A night spent dreaming may help you forget the ordinary and better process the extreme, according to new research from the University of California, Irvine. New work from researchers in the UC Irvine Sleep and Cognition Laboratory examined how dream memories and mood influence memory consolidation and emotion regulation the next day.

Results published recently in Scientific Reports indicate a trade-off in which emotionally charged memories are prioritized but their severity is reduced.

"We found that people who report dreams show greater emotional memory processing, suggesting that dreams help us process our emotional experiences," said lead study author Sarah Mednick, UC Irvine professor of cognitive science and director of the lab..

"This is important because we know that dreams can reflect our waking experiences, but this is the first evidence that they play an active role in transforming our reactions to waking experiences, prioritizing negative memories over neutral ones and reducing our emotional response to next day."

Lead author Jing Zhang, who received her PhD in cognitive science from UC Irvine in 2023 and is currently a postdoctoral fellow at Harvard Medical School, added: “Our work provides the first empirical evidence for the active involvement of dreams in sleep addiction. Processing of emotional memory, which suggests that dreaming after an emotional experience may help us feel better the next morning."

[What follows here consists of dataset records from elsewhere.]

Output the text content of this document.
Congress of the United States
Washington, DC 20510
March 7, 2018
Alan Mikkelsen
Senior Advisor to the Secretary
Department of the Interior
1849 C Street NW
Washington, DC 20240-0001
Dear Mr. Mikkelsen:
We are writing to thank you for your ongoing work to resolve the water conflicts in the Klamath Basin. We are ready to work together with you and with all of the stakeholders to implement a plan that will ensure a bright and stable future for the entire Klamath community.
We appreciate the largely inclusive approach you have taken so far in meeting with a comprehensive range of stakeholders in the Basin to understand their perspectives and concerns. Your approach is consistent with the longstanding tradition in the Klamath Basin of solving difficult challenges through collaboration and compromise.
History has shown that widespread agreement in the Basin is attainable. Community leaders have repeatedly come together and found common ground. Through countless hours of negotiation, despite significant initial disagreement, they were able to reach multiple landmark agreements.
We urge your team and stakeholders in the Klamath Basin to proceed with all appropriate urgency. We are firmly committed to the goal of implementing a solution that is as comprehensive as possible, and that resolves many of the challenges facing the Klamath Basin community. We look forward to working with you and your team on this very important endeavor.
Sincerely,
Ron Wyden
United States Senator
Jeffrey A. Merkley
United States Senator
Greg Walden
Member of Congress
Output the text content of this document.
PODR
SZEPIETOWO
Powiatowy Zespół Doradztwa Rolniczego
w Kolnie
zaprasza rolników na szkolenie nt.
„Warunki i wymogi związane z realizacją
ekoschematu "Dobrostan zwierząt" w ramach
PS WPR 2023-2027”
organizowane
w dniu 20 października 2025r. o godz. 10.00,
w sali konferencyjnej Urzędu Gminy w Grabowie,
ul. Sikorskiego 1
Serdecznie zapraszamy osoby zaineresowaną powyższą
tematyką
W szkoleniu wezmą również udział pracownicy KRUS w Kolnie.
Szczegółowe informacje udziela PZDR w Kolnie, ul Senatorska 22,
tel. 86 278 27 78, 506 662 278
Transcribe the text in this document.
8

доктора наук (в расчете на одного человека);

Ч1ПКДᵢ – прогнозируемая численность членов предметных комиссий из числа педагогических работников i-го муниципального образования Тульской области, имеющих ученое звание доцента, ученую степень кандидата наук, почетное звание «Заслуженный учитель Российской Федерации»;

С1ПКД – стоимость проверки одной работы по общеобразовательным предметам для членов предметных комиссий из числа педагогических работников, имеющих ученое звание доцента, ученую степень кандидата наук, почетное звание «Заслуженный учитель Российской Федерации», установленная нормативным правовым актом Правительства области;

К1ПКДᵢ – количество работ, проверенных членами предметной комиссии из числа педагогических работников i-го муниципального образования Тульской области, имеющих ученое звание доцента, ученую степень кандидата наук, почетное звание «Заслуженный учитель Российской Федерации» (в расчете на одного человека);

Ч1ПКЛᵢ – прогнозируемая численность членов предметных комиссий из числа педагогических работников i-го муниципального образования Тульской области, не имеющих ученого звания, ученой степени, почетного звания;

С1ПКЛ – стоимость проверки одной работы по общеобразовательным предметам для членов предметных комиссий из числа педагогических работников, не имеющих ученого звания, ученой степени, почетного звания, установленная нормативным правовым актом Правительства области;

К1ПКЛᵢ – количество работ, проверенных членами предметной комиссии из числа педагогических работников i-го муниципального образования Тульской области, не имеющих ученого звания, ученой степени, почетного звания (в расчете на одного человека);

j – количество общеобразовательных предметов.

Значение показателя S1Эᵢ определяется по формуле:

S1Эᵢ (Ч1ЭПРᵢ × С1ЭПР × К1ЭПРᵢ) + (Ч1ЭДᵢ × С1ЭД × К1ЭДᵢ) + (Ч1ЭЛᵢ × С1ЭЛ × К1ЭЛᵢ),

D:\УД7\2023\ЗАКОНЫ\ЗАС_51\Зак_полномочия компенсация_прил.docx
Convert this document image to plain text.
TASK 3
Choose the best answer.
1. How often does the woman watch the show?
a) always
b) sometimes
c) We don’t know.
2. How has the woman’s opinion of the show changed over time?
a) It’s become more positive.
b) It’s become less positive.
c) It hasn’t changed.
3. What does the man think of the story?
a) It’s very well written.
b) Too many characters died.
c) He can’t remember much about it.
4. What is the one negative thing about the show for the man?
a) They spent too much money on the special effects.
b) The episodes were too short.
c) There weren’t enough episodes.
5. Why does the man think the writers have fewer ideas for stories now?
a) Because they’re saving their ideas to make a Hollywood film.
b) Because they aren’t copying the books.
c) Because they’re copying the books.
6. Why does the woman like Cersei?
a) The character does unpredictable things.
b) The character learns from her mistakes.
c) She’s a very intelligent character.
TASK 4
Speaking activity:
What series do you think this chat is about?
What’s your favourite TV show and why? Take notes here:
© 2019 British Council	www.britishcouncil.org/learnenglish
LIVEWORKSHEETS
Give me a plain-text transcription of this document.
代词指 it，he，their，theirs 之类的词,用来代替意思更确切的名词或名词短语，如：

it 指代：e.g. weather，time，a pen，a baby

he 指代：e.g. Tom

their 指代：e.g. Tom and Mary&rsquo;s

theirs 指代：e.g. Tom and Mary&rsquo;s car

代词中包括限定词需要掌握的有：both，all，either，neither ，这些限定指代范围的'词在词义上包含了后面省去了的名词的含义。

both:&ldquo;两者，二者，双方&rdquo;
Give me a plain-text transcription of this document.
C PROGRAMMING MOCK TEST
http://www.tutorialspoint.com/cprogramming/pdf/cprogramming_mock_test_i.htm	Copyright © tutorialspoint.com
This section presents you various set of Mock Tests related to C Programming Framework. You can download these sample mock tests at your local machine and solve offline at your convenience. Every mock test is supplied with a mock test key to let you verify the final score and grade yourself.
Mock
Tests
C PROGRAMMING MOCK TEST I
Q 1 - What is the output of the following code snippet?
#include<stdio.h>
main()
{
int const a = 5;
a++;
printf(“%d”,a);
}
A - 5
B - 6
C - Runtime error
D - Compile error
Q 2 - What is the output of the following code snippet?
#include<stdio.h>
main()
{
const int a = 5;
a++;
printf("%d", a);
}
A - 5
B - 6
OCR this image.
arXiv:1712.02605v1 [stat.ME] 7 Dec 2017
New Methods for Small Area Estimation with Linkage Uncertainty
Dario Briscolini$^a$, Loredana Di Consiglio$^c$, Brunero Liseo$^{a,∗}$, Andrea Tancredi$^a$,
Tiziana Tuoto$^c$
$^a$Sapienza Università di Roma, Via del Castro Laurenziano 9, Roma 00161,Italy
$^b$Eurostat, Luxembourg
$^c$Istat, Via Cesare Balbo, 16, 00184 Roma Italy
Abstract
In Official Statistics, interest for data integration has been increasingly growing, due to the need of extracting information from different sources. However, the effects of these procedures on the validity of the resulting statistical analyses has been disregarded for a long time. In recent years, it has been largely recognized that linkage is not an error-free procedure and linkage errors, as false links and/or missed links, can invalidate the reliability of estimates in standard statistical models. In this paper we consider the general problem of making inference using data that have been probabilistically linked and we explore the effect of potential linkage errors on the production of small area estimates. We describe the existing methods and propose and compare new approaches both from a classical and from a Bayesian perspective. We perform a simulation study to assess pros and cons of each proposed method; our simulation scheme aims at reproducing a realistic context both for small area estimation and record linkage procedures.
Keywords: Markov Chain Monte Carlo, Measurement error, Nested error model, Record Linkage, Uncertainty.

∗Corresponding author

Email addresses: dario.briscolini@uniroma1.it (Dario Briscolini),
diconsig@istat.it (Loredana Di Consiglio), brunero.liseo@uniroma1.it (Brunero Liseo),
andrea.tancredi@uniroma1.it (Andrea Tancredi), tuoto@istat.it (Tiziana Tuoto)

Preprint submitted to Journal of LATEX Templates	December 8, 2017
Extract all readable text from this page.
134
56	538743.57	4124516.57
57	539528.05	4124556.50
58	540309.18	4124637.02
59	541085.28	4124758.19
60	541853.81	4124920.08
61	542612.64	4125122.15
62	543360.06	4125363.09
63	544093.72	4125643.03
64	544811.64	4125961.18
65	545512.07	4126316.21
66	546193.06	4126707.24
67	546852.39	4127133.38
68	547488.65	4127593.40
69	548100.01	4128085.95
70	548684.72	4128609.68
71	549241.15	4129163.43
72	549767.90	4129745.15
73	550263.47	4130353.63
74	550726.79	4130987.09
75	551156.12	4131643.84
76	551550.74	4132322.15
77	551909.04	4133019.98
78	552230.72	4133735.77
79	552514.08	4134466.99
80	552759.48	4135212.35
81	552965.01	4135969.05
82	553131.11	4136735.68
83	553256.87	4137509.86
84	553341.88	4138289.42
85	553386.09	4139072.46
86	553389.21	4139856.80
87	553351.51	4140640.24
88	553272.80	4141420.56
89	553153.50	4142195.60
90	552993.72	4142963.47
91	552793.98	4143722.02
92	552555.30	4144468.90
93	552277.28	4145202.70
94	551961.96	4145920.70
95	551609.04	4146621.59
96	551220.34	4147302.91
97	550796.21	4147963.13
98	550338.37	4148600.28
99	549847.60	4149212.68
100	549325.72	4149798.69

The study included 125 women—75 via Zoom and 50 in the Sleep and Cognition Lab—who were in their 30s and were part of a larger research project examining the effects of the menstrual cycle on sleep.

Each session for subjects began at 7:30 p.m. With an emotional picture task in which they viewed a series of pictures depicting negative and neutral situations (such as a car accident or a field of grass), rating each on a nine-point scale for the intensity of the feelings evoked..

Participants then immediately took the same test with new images and only a selection of previously viewed images. In addition to rating their emotional responses, the women had to indicate whether each image was old or new, which helped the researchers develop a baseline for both memory and emotional response.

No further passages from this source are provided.